For the average Nigerian merchant, sourcing goods from China or the United States is less about logistics and more about the nightmare of currency. With the Naira’s volatility and the scarcity of foreign exchange (FX) in traditional banking halls, paying a supplier in Shenzhen or Dubai often involves a complex web of black-market dealers, exorbitant fees, and anxiety-inducing delays.

Clea, a fintech startup that has been operating in stealth, officially launched today with a promise to bypass those banking bottlenecks.
The premise is straightforward: allow African importers to pay in their local currency (Naira) while the international supplier receives US Dollars (USD). The “rails” moving this money, however, aren’t the sluggish SWIFT network, but blockchain technology.
The Mechanism: Speed vs. The Banking Void
During its pilot phase, Clea says it processed over USD 4 million in transaction volume. While that figure is modest compared to the giants of the industry, it serves as a proof of concept for a specific problem: the USD 120 billion trade-finance gap in Africa.
Traditional banks are often risk-averse or simply liquidity-constrained, making it difficult for Small and Medium Enterprises (SMEs) to access the dollars they need to restock inventory.
Clea’s platform steps into this void by acting as a liquidity bridge.
- For the Importer: They pay Naira directly to Clea.

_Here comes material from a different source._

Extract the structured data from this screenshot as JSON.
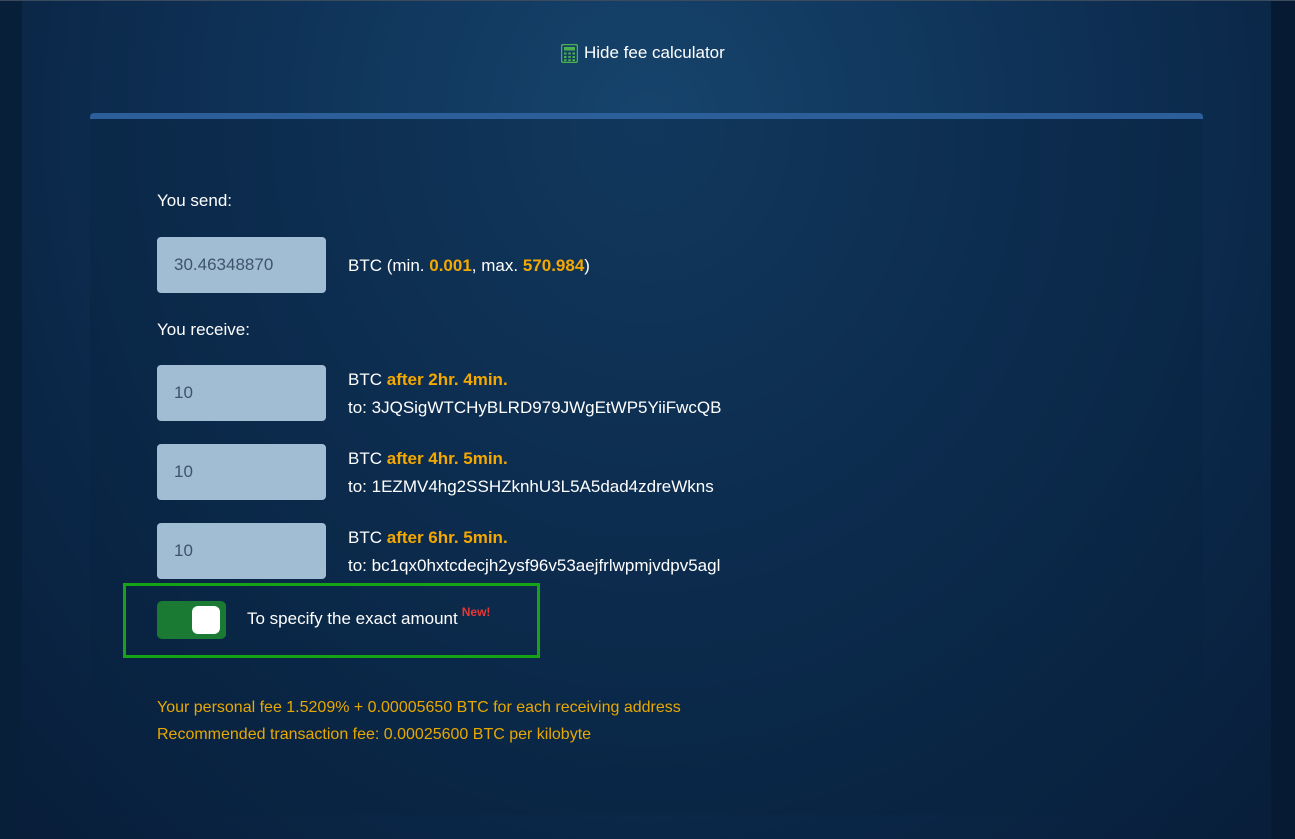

- The Process: Clea uses blockchain infrastructure (typically leveraging stablecoins in these scenarios to move value instantly across borders without the friction of correspondent banking) to convert and settle the payment.
- For the Supplier: They receive USD, often on the same day or the next day.

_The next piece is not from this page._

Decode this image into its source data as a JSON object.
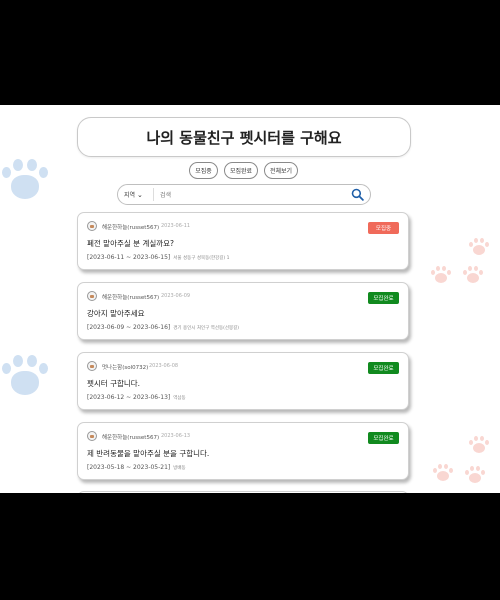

This contrasts sharply with the traditional banking route, which can take days or weeks—if the FX request is approved at all.
The Founders and the Strategy
The startup was founded by Sheriff Adedokun (CEO), Iyiola Osuagwu (CTO), and Sidney Egwuatu (COO). The trio claims the product was born from personal frustration—essentially the classic “scratch your own itch” origin story—after dealing with the unreliability of international payments themselves.

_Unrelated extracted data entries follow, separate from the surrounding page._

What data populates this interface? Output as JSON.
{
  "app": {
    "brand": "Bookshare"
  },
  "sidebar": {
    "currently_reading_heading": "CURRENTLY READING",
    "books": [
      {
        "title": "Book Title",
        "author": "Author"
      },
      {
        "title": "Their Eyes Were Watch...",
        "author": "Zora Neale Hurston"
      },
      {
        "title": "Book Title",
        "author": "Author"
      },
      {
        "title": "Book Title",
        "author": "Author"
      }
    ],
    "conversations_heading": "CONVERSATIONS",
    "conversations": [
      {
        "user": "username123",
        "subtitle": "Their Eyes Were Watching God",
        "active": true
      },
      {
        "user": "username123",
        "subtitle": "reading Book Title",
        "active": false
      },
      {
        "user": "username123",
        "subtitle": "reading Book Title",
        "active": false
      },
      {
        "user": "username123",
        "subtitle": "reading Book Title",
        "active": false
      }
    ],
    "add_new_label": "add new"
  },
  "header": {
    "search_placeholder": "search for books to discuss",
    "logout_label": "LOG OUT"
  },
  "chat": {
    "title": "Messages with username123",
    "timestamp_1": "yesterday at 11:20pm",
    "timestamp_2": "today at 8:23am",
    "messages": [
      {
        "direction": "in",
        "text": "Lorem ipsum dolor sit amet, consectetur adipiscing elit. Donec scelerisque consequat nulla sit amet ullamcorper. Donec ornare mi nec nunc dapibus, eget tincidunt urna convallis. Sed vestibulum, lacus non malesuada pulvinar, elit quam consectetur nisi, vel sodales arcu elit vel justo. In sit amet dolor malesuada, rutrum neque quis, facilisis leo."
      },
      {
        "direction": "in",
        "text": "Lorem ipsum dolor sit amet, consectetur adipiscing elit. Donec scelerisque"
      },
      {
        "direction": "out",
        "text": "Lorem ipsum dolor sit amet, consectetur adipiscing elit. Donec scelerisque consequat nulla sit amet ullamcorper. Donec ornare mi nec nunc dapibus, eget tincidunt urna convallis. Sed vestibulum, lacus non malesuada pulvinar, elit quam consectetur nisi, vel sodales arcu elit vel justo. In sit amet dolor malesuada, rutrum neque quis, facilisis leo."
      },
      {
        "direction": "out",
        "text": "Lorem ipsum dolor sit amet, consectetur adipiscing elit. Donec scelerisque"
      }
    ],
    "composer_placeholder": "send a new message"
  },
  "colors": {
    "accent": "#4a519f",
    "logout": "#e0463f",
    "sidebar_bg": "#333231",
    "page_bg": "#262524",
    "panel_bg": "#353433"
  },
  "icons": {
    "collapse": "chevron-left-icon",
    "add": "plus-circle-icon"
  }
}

“Importers face unnecessary stress when payments are delayed or rejected,” says CEO Sheriff Adedokun. “Clea eliminates that uncertainty by offering reliable, secure, and traceable payments completed in the importer’s own name.”
That last point—”in the importer’s own name”—is a crucial detail. Often, when using third-party intermediaries or informal brokers, payments arrive at a supplier from unknown third-party accounts, which can trigger compliance red flags and freeze shipments. Clea aims to legitimise these flows.
Currently, the platform facilitates payments to three major trade corridors:
- The United States
- China
- The UAE
Bootstrapped and Embedding into Logistics
Unlike many fintechs that launch with a splashy funding announcement, Clea remains fully bootstrapped. They are, however, signalling openness to strategic investors.
Their growth strategy seems to rely heavily on “embedded” distribution. Rather than just marketing to random shop owners, Clea is integrating with shipping operators and logistics networks. These operators refer merchants to Clea, effectively solving the payment problem at the point of shipping.
“Our goal is to make global trade feel as seamless as a local transfer,” says CTO Iyiola Osuagwu.
The Reality Check
While the technology sounds promising, Clea is entering a crowded and complex arena. The African cross-border payment space is becoming increasingly competitive, with established players and other crypto-native upstarts vying for the same market share.
Furthermore, any business relying on FX arbitrage or cross-border settlements in Nigeria must navigate a volatile regulatory environment where Central Bank policies can shift overnight.
However, for the importer whose container is stuck at a port because a wire transfer didn’t clear, the backend technology matters less than the result. If Clea can maintain liquidity and keep fees lower than the parallel market, they likely have a captive audience.
COO Sidney Egwuatu says the immediate focus is scaling across all 36 Nigerian states before eyeing broader pan-African expansion.